OEB Seminar Series - Cancelled

Date: 

Thursday, April 5, 2018, 4:00pm

Location: 

Biological Labs Lecture Hall, Room 1080, 16 Divinity Avenue

Ian T. BaldwinIan T. Baldwin
Max Planck Institute for Chemical Ecology
"Using Forward and Reverse Genetics Approaches to Understand the Remarkable Phenotypic Plasticity of a Native Plant"

Abstract: We have developed a native tobacco plant, Nicotiana attenuata that grows in the Great Basin Desert of the SW USA, into a model system for the study of all types of plant-ecological interactions, particularly those biotic interactions that dominate the agricultural niche. Plants are rooted in both the ground and at the base of most food chains, but have evolved an impressive repertoire of plastic responses that allow them to solve the ecological challenges that they face. This talk will lightly review three decades of reverse genetics based research and releases of transgenic plants into a nature preserve in the plant’s native habitat, that has revealed how the plant recognizes attack from specific herbivore species by the particular chemistry of the herbivore’s saliva, and uses this recognition to tailor a complicated 6-layered defense response that requires a remodeling of the plant’s transcriptome, metabolome and proteome, as well as some of its life history traits.
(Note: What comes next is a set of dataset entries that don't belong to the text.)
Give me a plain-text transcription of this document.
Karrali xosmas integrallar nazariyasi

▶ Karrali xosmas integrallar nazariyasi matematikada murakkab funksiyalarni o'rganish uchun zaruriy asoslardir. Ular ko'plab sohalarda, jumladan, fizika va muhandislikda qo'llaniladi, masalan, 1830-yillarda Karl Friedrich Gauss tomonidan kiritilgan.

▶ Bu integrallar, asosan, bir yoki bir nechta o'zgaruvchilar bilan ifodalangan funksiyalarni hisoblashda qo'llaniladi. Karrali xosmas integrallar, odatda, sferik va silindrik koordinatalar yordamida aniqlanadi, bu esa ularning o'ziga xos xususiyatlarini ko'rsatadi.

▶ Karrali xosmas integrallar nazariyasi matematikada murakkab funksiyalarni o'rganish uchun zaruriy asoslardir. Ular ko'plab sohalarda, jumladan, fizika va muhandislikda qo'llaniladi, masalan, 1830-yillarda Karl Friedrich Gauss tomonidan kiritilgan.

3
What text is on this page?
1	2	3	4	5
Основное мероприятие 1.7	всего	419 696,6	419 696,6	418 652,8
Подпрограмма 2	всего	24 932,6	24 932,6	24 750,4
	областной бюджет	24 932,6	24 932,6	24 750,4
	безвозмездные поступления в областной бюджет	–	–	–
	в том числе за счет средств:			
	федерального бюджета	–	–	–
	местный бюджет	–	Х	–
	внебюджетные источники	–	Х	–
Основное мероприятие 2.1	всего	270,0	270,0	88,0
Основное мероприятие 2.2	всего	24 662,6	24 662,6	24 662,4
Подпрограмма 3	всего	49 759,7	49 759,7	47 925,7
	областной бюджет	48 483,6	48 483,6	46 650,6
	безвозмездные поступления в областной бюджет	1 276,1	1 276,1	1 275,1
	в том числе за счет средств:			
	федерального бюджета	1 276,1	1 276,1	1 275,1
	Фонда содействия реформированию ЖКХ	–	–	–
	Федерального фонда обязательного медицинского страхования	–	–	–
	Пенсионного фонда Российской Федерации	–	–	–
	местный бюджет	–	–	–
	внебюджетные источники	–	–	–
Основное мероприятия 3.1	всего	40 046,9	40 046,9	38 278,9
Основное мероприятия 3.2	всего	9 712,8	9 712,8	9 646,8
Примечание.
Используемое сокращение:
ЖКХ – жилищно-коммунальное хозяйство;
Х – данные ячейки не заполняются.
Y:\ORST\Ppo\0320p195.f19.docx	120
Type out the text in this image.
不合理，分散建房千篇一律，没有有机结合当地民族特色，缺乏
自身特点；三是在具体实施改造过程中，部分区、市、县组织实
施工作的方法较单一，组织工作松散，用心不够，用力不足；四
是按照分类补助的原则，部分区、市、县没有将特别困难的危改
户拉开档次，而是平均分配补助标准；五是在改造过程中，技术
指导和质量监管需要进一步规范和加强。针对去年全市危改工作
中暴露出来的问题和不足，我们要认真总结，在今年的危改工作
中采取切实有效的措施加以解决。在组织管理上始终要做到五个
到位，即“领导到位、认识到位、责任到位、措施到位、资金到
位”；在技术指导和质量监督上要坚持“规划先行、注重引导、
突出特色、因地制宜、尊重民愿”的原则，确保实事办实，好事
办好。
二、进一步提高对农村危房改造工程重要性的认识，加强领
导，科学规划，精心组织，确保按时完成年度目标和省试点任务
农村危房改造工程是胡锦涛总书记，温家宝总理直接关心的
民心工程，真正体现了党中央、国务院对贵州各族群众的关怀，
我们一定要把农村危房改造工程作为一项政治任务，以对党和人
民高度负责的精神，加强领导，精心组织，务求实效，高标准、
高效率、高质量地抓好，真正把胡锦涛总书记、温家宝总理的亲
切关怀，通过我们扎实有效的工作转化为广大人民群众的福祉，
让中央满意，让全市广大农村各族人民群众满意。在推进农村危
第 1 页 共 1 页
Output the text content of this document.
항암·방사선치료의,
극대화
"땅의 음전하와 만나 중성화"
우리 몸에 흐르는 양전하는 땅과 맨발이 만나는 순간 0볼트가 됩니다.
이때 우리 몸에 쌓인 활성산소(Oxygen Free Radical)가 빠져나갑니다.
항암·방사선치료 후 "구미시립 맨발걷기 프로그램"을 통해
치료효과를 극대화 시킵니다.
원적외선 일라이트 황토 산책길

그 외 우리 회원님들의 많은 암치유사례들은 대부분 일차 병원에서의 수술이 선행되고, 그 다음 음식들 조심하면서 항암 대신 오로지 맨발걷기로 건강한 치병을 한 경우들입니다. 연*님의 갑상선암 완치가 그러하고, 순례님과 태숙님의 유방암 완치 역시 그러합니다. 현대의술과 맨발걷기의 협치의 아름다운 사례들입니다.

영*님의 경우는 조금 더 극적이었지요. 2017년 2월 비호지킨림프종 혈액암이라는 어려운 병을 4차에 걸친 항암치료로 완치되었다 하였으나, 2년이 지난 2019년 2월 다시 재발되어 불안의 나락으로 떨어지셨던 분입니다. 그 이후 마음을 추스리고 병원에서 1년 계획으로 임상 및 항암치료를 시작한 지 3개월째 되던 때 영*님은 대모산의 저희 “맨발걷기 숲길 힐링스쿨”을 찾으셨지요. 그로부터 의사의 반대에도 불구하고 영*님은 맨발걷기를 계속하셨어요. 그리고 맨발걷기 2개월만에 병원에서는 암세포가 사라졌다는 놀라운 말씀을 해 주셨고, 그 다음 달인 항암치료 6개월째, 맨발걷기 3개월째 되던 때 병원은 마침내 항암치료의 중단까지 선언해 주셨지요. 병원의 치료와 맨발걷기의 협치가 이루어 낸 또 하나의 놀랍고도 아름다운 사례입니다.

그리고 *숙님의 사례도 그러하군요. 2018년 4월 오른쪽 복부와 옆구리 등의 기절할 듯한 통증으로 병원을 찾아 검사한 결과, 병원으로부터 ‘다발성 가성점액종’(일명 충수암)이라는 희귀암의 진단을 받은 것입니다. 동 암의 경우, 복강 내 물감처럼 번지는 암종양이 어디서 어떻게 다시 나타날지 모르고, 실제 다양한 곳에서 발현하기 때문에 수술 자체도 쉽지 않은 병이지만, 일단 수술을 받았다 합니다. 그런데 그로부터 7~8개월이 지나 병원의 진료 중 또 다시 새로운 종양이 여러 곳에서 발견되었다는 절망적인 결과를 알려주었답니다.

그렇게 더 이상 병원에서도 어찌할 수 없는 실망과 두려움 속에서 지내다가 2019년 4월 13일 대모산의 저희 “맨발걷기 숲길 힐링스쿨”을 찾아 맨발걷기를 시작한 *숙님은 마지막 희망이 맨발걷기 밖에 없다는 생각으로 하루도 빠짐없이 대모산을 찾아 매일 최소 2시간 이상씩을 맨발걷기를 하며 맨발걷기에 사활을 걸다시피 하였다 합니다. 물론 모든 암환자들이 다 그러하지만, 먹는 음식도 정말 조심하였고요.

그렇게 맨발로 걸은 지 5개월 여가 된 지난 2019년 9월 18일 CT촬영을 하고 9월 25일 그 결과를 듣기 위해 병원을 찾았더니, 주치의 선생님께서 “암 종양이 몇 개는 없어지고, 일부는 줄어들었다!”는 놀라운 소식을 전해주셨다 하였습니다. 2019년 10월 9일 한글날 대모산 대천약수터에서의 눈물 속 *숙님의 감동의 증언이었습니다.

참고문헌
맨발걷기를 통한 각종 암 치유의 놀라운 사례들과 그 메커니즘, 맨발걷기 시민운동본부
With the recent sequencing and challenging assembly of the plant’s 2.57 Gbp genome that is bloated with LTR repetitive elements, the foundation has been laid for a forward-genetics approach for future field work that will utilize recombinant inbred lines (RILs) and lines silenced in specific components of the plant’s smRNA machinery (specifically, RdRs, Dicers, and Argonauts) to understand how non-coding RNA mediates the plant’s environmental adaptations.

Baldwin, I.T. (2016). Studying a Plant’s Ecological Interactions in the Genomics Era: The Story of Nicotiana attenuata. Video Talk on iBiology.